During the present study salivary IgA concentration and secretion increased during and throughout COMP. Many studies have found a decrease in SIgA in response to competition and intense training [16,19], and this has been linked with an increased susceptibility for infection; however, the present study does not support those results. Some studies have observed an acute increase in response to exercise [38], and there is speculation that this increase might be attributed to β-sympathetic actions on the salivary glands [39]; therefore, the increase in the present study could perhaps represent an increased sympathetic nervous system activation in response to COMP. In an attempt to explain the findings, salivary flow rate was examined, and there was a small increase from BASE to COMP; however, with an increased flow rate you would expect a decrease in SIgA secretion due to a dilution effect [38], but there was an increase in the secretion during this period due to a rise in absolute concentration. An alternative explanation could be linked to the psychological strain on the athletes as a result of the competition. Some studies have reported an increase in SIgA in response to acute psychological stressors [40]. Given the increase in stress symptoms reported in the DALDA, the athletes were assessed to be under a large amount of psychological strain and therefore the increase in SIgA may represent an acute increase in response to stressors experienced during and before the competition. In future studies it would be useful to employ some other tools to examine the psychological mood state, such as interviews, in order to confirm these findings and gain more knowledge about the athletes’ emotions and coping mechanisms.

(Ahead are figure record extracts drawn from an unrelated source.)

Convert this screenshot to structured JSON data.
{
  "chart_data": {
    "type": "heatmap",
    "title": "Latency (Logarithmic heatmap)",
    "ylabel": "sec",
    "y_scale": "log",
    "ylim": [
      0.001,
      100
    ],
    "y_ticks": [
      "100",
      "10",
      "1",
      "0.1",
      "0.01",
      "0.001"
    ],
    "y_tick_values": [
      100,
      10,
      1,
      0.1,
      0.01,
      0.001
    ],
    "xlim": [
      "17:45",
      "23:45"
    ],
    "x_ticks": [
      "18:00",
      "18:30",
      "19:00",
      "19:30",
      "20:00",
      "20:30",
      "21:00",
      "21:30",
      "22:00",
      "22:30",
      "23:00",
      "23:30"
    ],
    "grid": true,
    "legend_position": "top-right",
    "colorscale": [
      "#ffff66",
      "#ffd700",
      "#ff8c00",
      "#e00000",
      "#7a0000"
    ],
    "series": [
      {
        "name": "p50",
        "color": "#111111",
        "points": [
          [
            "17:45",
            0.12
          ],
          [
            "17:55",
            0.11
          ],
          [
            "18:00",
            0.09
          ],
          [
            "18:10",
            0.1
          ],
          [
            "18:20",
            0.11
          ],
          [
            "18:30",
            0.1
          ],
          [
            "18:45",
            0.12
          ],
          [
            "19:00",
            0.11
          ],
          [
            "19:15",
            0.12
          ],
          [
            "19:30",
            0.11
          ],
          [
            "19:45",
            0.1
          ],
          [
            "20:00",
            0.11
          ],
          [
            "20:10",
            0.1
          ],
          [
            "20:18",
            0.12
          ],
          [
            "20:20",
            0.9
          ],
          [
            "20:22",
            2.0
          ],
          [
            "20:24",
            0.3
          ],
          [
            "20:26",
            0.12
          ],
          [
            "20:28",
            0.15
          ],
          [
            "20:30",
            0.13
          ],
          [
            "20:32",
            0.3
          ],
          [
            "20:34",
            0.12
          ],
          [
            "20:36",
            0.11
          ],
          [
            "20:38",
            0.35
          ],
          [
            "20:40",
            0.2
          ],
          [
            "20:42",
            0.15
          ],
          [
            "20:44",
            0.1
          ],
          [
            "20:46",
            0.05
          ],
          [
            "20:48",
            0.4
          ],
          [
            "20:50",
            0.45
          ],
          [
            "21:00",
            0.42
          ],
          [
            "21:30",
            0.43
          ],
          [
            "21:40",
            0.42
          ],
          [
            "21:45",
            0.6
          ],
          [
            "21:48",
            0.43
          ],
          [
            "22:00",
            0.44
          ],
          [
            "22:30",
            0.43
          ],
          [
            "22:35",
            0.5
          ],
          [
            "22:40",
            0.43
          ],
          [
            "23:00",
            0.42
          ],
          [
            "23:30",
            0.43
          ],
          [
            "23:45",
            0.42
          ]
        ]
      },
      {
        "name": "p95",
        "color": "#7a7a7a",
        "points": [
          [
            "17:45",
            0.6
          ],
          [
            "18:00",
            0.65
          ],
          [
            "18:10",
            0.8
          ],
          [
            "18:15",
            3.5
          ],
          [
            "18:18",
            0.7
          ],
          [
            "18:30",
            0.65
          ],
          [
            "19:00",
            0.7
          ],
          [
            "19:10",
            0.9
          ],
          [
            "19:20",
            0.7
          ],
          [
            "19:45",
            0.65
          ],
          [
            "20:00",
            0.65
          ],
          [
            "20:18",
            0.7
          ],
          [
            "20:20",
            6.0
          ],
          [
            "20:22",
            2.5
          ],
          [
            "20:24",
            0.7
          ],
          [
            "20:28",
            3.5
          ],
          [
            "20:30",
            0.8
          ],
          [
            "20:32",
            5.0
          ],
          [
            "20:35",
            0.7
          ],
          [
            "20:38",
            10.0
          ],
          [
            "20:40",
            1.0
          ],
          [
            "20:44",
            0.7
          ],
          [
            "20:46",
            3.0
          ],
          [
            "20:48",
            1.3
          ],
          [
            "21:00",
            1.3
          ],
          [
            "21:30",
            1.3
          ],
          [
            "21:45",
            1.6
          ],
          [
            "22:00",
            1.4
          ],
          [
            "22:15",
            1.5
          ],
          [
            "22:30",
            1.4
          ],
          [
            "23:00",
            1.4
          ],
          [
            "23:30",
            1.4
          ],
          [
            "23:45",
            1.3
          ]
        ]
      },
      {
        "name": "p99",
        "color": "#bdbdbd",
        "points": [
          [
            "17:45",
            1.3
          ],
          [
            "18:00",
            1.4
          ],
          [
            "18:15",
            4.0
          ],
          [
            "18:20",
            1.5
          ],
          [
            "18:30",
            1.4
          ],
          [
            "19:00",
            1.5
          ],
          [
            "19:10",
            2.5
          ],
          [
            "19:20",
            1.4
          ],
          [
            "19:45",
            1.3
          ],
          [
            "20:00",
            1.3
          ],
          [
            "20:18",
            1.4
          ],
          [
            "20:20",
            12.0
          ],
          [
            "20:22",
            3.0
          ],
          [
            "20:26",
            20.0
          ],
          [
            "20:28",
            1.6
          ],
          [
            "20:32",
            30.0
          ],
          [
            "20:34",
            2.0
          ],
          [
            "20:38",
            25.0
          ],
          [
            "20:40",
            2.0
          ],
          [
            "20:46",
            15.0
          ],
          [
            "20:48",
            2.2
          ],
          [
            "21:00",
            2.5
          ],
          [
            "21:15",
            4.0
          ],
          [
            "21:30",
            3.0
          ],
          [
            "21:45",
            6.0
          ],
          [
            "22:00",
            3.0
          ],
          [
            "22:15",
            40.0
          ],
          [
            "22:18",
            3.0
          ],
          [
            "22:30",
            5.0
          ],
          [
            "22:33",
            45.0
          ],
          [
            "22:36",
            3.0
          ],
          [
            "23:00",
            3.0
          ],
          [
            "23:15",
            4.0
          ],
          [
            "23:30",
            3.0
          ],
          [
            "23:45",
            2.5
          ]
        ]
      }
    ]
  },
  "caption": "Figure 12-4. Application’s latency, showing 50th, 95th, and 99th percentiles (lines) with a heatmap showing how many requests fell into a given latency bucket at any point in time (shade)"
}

In addition, some studies have hypothesised that C may influence the secretion of IgA; however, mechanisms for this are yet to be established. In the present study there was a moderate correlation between both SIgA secretion and concentration and C, but this is in contrast to previous studies that found no relationship [41,42], and further examination of the correlation and individual trends are required in future studies. In the present study, there was no link between illness and mucosal immunity, but the small sample size may have affected statistical power, as participant numbers were lower than previous immune studies [16] but in line with hormone studies [8]. Furthermore, the relatively short duration of the study could explain this finding, especially as most are conducted over months with more opportunity to record illness. Monitoring training load with session RPE is also not without limitations; some studies have shown that the session RPE is a valid and reliable measure of training load during constant load exercise [43]; however, it can be affected by the timing of completion [44]. Ideally, heart rate would have been noted for each session, but this was not feasible in the current study.

In conclusion, results suggest that in elite synchronised swimmers, stress symptoms can be monitored during a competition period and these may relate to training load and physiological markers such as cortisol and IgA. Moreover, a short period of intense training and competition does not appear to have a detrimental effect on mucosal immunity in these swimmers. Further longer term monitoring is advised to examine mucosal immunity and knowledge of the menstrual cycle and oral contraceptive use would add more value to research conducted on female athletes.